Qualitative confidence (“high_confidence”, “medium_confidence”, “low_confidence”). High confidence predictions are more reliable.


MTase-Linker

Overview:
The MTase-linker module attempts to link discovered motifs to predicted MTase genes. MTases are part of Restriction-Modification (RM) systems and recognize specific DNA motifs. By integrating motif discovery results with gene prediction and homology searches, MTase-linker outputs files listing MTase genes, their predicted motif specificity, and whether the discovered motifs can be confidently linked to them.

Files:

  • mtase_assignment_table.tsv: Lists all predicted MTase genes, their likely modification type and motif specificity, and whether a motif is linked.

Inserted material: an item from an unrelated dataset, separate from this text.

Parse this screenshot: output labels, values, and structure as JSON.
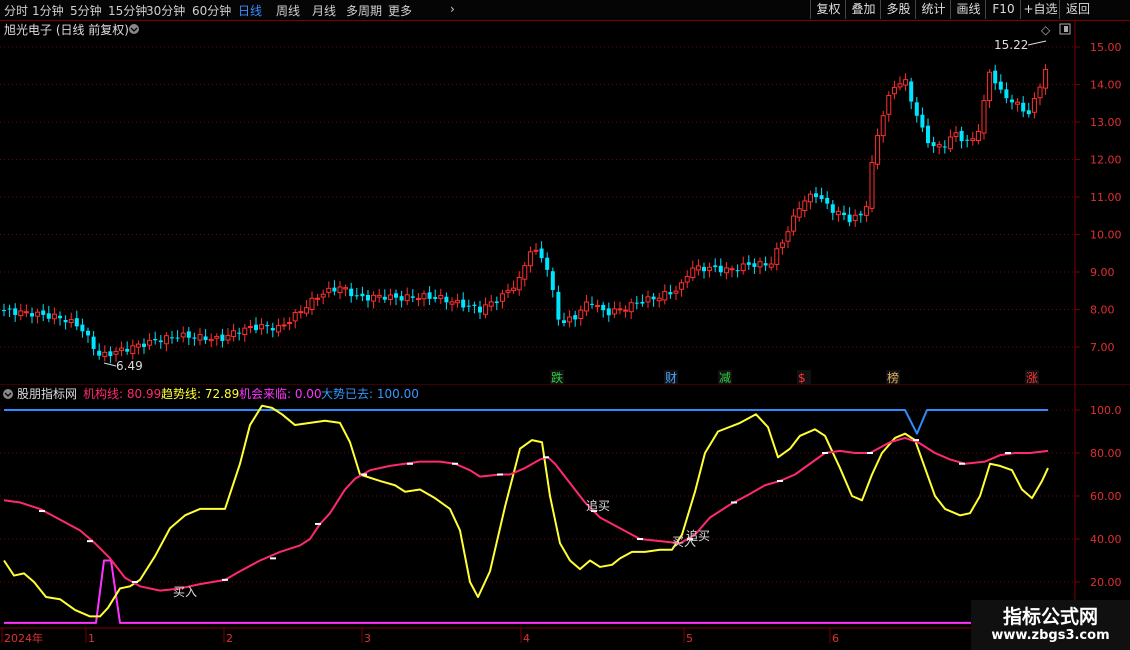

  • nanomotif_assignment_table.tsv: Similar to bin-motifs.tsv, with added columns indicating whether a motif is linked to a specific MTase.

mtase_assignment_table.tsv

Column

Description

bin

The bin/genome in which the MTase gene is located.

gene_id

A unique identifier for each MTase gene, combining the contig ID and a gene number (e.g., “contig_12_5”).

contig

The contig on which the MTase gene is found.

mod_type_pred

The predicted modification type (e.g., ac for 6mA/4mC, m for 5mC).

sub_type

Predicted RM system subtype (I, II, IIG, III).

RM_system

TRUE/FALSE indicating if the MTase is part of a complete RM system.

motif_type_pred

Predicted motif type that the MTase may recognize (palindromic, non-palindromic, bipartite).

REbase_ID

Closest homolog MTase from REbase, if identity and coverage meet the threshold (≥80%).

motif_pred

Predicted recognition motif based on REbase annotation.

linked

TRUE/FALSE indicating if a motif could be unambiguously linked to the MTase gene. If TRUE, see detected_motif.

detected_motif

The exact motif sequence linked to this MTase, if linked is TRUE.

nanomotif_assignment_table.tsv

This file includes data from bin-motifs.tsv plus two additional columns: linked and candidate_genes.

  • linked (TRUE/FALSE): Indicates if the motif can be unambiguously attributed to an MTase.

  • candidate_genes: Lists the MTase genes linked to the motif if linked = TRUE, or other potential candidates if not.


Additional Outputs From Dependencies

MTase-linker uses external tools for gene prediction and annotation:

  • DefenseFinder output: .../defensefinder/{assembly_name}_processed_defense_finder_systems.tsv lists RM-system gene annotations to verify if MTases form part of a complete RM-system.

  • MTase amino acid sequences: .../defensefinder/{assembly_name}_processed_defense_finder_mtase.faa contains predicted MTase amino acid sequences.

  • All predicted protein sequences: .../prodigal/{assembly_name}_processed.faa contains amino acid sequences for all predicted proteins, including MTases.